SELECT start_city, COUNT(*) 
FROM race 
GROUP BY start_city 
ORDER BY COUNT(*) DESC
LIMIT 15;
"""

# build a pandas df with two arguments - the query and the connection to the db
df = pd.read_sql_query(my_query, con)

# view response
df

Unnamed: 0,start_city,COUNT(*)
0,Paris,38
1,Brest,3
2,Strasbourg,2
3,Rouen,2
4,Nancy,2
5,Mulhouse,2
6,Luxembourg,2
7,Liège,2
8,Lille,2
9,Le Puy de Fou,2


## Interview the data !

## Only query using the SQL query, not pandas (Units are KM and KM/hr)

> How many Tours are listed? 

> What's the most recent year listed? (and so how many years haven't had Tours?)

> Display 'year', 'length' and 'stages' cos only, and just the first 10 rows

> How many cities have been a start city?

> How many races had 23 stages?

> Find all races with 28 finishers or fewer

> Display all races that either had fewer than 80 riders or fewer than 30 finishers

> What is the average number of stages? 

> What is the average number of riders? and of finishers?

> Which was the longest Tour in length (km)?

> How many starts in Paris since 2000?

> How many non-Paris starts since 2000 with more than 160 finishers?

> Find all start cities that aren't Paris or Lyon

> What was the 7th longest race?

> How many finishing riders have there been ever?

> Which two start cities contain the string 'uss'?

> Find all races with the number of stages as either 21, 22, 23 or 24

> Which years had between 52 and 60 finishers?

> What 13 cities have had more than one start?

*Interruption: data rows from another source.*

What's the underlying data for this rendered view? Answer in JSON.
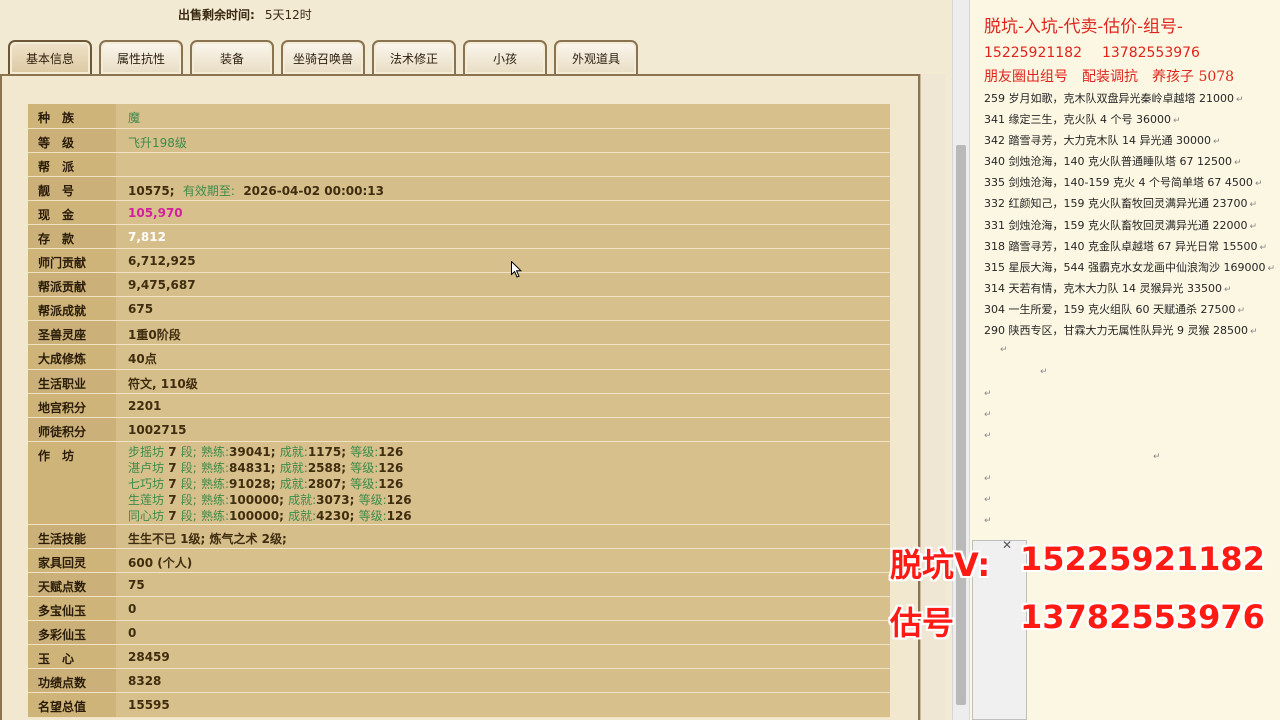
{
  "header": {
    "sale_time_label": "出售剩余时间:",
    "sale_time_value": "5天12时"
  },
  "tabs": [
    {
      "label": "基本信息",
      "active": true
    },
    {
      "label": "属性抗性"
    },
    {
      "label": "装备"
    },
    {
      "label": "坐骑召唤兽"
    },
    {
      "label": "法术修正"
    },
    {
      "label": "小孩"
    },
    {
      "label": "外观道具"
    }
  ],
  "info": {
    "race": {
      "label": "种　族",
      "value": "魔"
    },
    "level": {
      "label": "等　级",
      "value": "飞升198级"
    },
    "faction": {
      "label": "帮　派",
      "value": ""
    },
    "pretty_id": {
      "label": "靓　号",
      "value": "10575;",
      "expire_label": "有效期至:",
      "expire_value": "2026-04-02 00:00:13"
    },
    "cash": {
      "label": "现　金",
      "value": "105,970"
    },
    "deposit": {
      "label": "存　款",
      "value": "7,812"
    },
    "master_contrib": {
      "label": "师门贡献",
      "value": "6,712,925"
    },
    "faction_contrib": {
      "label": "帮派贡献",
      "value": "9,475,687"
    },
    "faction_achieve": {
      "label": "帮派成就",
      "value": "675"
    },
    "beast_seat": {
      "label": "圣兽灵座",
      "value": "1重0阶段"
    },
    "cultivation": {
      "label": "大成修炼",
      "value": "40点"
    },
    "profession": {
      "label": "生活职业",
      "value": "符文, 110级"
    },
    "dungeon_points": {
      "label": "地宫积分",
      "value": "2201"
    },
    "apprentice_points": {
      "label": "师徒积分",
      "value": "1002715"
    },
    "workshop": {
      "label": "作　坊",
      "rows": [
        {
          "name": "步摇坊",
          "stage": "7",
          "proficiency": "39041",
          "achievement": "1175",
          "grade": "126"
        },
        {
          "name": "湛卢坊",
          "stage": "7",
          "proficiency": "84831",
          "achievement": "2588",
          "grade": "126"
        },
        {
          "name": "七巧坊",
          "stage": "7",
          "proficiency": "91028",
          "achievement": "2807",
          "grade": "126"
        },
        {
          "name": "生莲坊",
          "stage": "7",
          "proficiency": "100000",
          "achievement": "3073",
          "grade": "126"
        },
        {
          "name": "同心坊",
          "stage": "7",
          "proficiency": "100000",
          "achievement": "4230",
          "grade": "126"
        }
      ],
      "stage_suffix": "段;",
      "prof_label": "熟练:",
      "ach_label": "成就:",
      "grade_label": "等级:"
    },
    "life_skill": {
      "label": "生活技能",
      "value": "生生不已 1级; 炼气之术 2级;"
    },
    "home_spirit": {
      "label": "家具回灵",
      "value": "600 (个人)"
    },
    "talent_points": {
      "label": "天赋点数",
      "value": "75"
    },
    "multi_treasure_jade": {
      "label": "多宝仙玉",
      "value": "0"
    },
    "multi_color_jade": {
      "label": "多彩仙玉",
      "value": "0"
    },
    "jade_heart": {
      "label": "玉　心",
      "value": "28459"
    },
    "merit_points": {
      "label": "功绩点数",
      "value": "8328"
    },
    "fame_total": {
      "label": "名望总值",
      "value": "15595"
    }
  },
  "notes": {
    "title": "脱坑-入坑-代卖-估价-组号-",
    "phone1": "15225921182",
    "phone2": "13782553976",
    "subtitle": "朋友圈出组号　配装调抗　养孩子 5078",
    "listings": [
      "259 岁月如歌，克木队双盘异光秦岭卓越塔 21000",
      "341 缘定三生，克火队 4 个号 36000",
      "342 踏雪寻芳，大力克木队 14 异光通 30000",
      "340 剑烛沧海，140 克火队普通睡队塔 67  12500",
      "335 剑烛沧海，140-159 克火 4 个号简单塔 67  4500",
      "332 红颜知己，159 克火队畜牧回灵满异光通 23700",
      "331 剑烛沧海，159 克火队畜牧回灵满异光通 22000",
      "318 踏雪寻芳，140 克金队卓越塔 67 异光日常 15500",
      "315 星辰大海，544 强霸克水女龙画中仙浪淘沙 169000",
      "314 天若有情，克木大力队 14 灵猴异光 33500",
      "304 一生所爱，159 克火组队 60 天赋通杀 27500",
      "290 陕西专区，甘霖大力无属性队异光 9 灵猴 28500"
    ]
  },
  "overlay": {
    "line1_label": "脱坑V:",
    "line1_value": "15225921182",
    "line2_label": "估号",
    "line2_value": "13782553976"
  },
  "colors": {
    "label_bg": "#cfb47a",
    "value_bg": "#d8c08c",
    "green_text": "#3d8a4a",
    "cash_pink": "#d3209f",
    "red_text": "#e0241d"
  }
}
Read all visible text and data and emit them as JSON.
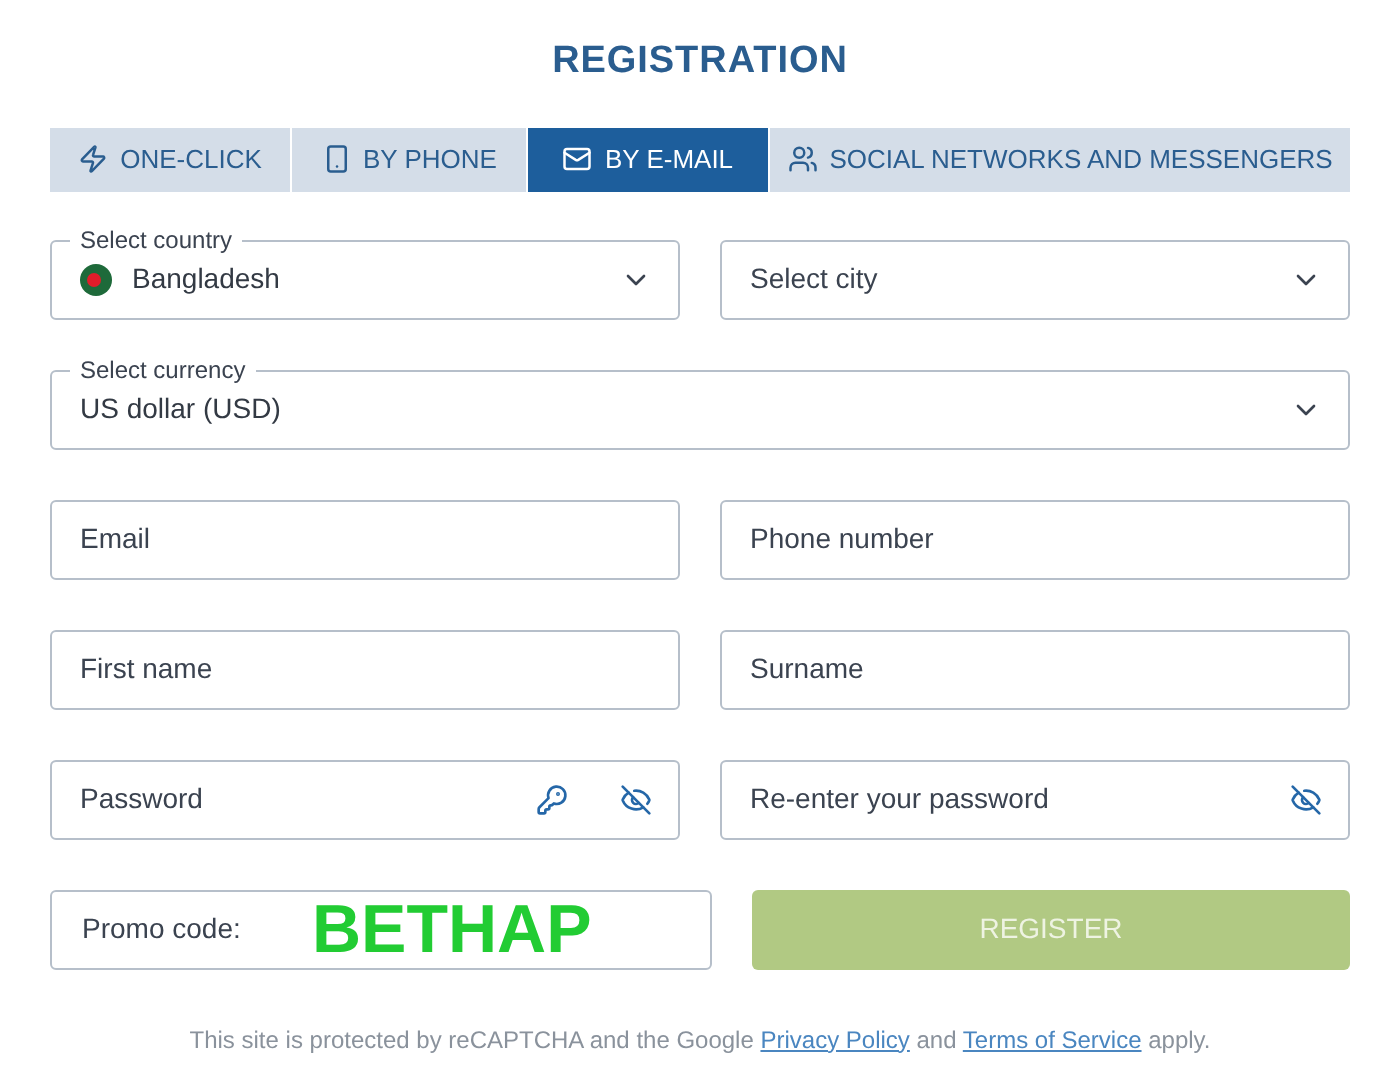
{
  "title": "REGISTRATION",
  "tabs": [
    {
      "label": "ONE-CLICK",
      "selected": false
    },
    {
      "label": "BY PHONE",
      "selected": false
    },
    {
      "label": "BY E-MAIL",
      "selected": true
    },
    {
      "label": "SOCIAL NETWORKS AND MESSENGERS",
      "selected": false
    }
  ],
  "rows": [
    [
      {
        "kind": "select",
        "label": "Select country",
        "value": "Bangladesh",
        "flag": true
      },
      {
        "kind": "select",
        "placeholder": "Select city"
      }
    ],
    [
      {
        "kind": "select",
        "label": "Select currency",
        "value": "US dollar (USD)"
      }
    ],
    [
      {
        "kind": "input",
        "placeholder": "Email"
      },
      {
        "kind": "input",
        "placeholder": "Phone number"
      }
    ],
    [
      {
        "kind": "input",
        "placeholder": "First name"
      },
      {
        "kind": "input",
        "placeholder": "Surname"
      }
    ],
    [
      {
        "kind": "password",
        "placeholder": "Password",
        "generator": true
      },
      {
        "kind": "password",
        "placeholder": "Re-enter your password",
        "generator": false
      }
    ],
    [
      {
        "kind": "promo",
        "label": "Promo code:",
        "value": "BETHAP"
      },
      {
        "kind": "button",
        "label": "REGISTER",
        "disabled": true
      }
    ]
  ],
  "footer": [
    {
      "kind": "text",
      "text": "This site is protected by reCAPTCHA and the Google "
    },
    {
      "kind": "link",
      "text": "Privacy Policy"
    },
    {
      "kind": "text",
      "text": " and "
    },
    {
      "kind": "link",
      "text": "Terms of Service"
    },
    {
      "kind": "text",
      "text": " apply."
    }
  ]
}
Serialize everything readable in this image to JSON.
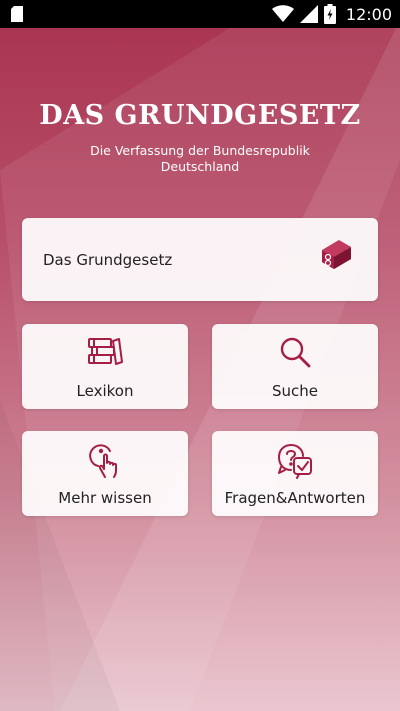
{
  "status_bar": {
    "time": "12:00",
    "battery_level": 0.6,
    "icons": [
      "sim-card-icon",
      "wifi-icon",
      "cell-signal-icon",
      "battery-icon"
    ]
  },
  "header": {
    "title": "DAS GRUNDGESETZ",
    "subtitle": "Die Verfassung der Bundesrepublik Deutschland"
  },
  "menu": {
    "main_item": {
      "label": "Das Grundgesetz",
      "icon": "grundgesetz-books-icon"
    },
    "tiles": [
      {
        "label": "Lexikon",
        "icon": "books-icon"
      },
      {
        "label": "Suche",
        "icon": "search-icon"
      },
      {
        "label": "Mehr wissen",
        "icon": "info-touch-icon"
      },
      {
        "label": "Fragen&Antworten",
        "icon": "question-check-icon"
      }
    ]
  },
  "colors": {
    "accent": "#a51f45",
    "background_top": "#a8324f",
    "background_bottom": "#e8c1cb",
    "card": "#ffffff",
    "text": "#222222"
  }
}
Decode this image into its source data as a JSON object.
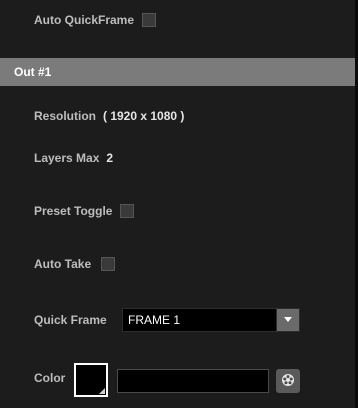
{
  "auto_quickframe": {
    "label": "Auto QuickFrame",
    "checked": false
  },
  "section": {
    "title": "Out #1"
  },
  "resolution": {
    "label": "Resolution",
    "value": "( 1920 x 1080 )"
  },
  "layers_max": {
    "label": "Layers Max",
    "value": "2"
  },
  "preset_toggle": {
    "label": "Preset Toggle",
    "checked": false
  },
  "auto_take": {
    "label": "Auto Take",
    "checked": false
  },
  "quick_frame": {
    "label": "Quick Frame",
    "selected": "FRAME 1"
  },
  "color": {
    "label": "Color",
    "swatch": "#000000",
    "value": ""
  },
  "icons": {
    "dropdown_arrow": "chevron-down-icon",
    "picker": "color-palette-icon"
  },
  "colors": {
    "background": "#1c1c1c",
    "header": "#7b7b7b",
    "label": "#bdbdbd"
  }
}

> What is the winner's average speed since 1903?



In [47]:
# close the connection

con.close()

## NOTE: It's also possible to run queries in the notebook without a pandas df

In [49]:
# connect to the database (local) and create a cursor

con = sql.connect('letour.db')
cur = con.cursor()

In [50]:
# check what tables are in this db

cur.execute('SELECT name FROM sqlite_master WHERE type = "table";')
cur.fetchall()[0]

('race',)

## NOTE: Build a database (even just one table) from CSVs

In [None]:
# taking a csv you have in the same directory

file = 'tdf_data.csv'
df = pd.read_csv(file)
df[:4]

In [None]:
# fix datatype on Length before creating a db

df.Length = df.Length.str.replace(',', '')
df.Length = df.Length.astype(int)

In [None]:
# fix col names

df.columns = ['year', 'length', 'stages', 'winner_avrspeed', 'riders', 'finishers', 'start_city']

In [None]:
# there is no database for this table, so we create a new database

con = sql.connect('letour.db')

# we add our table to this new, empty database, but using A DIFFERENT NAME

df.to_sql('race', con, index = False)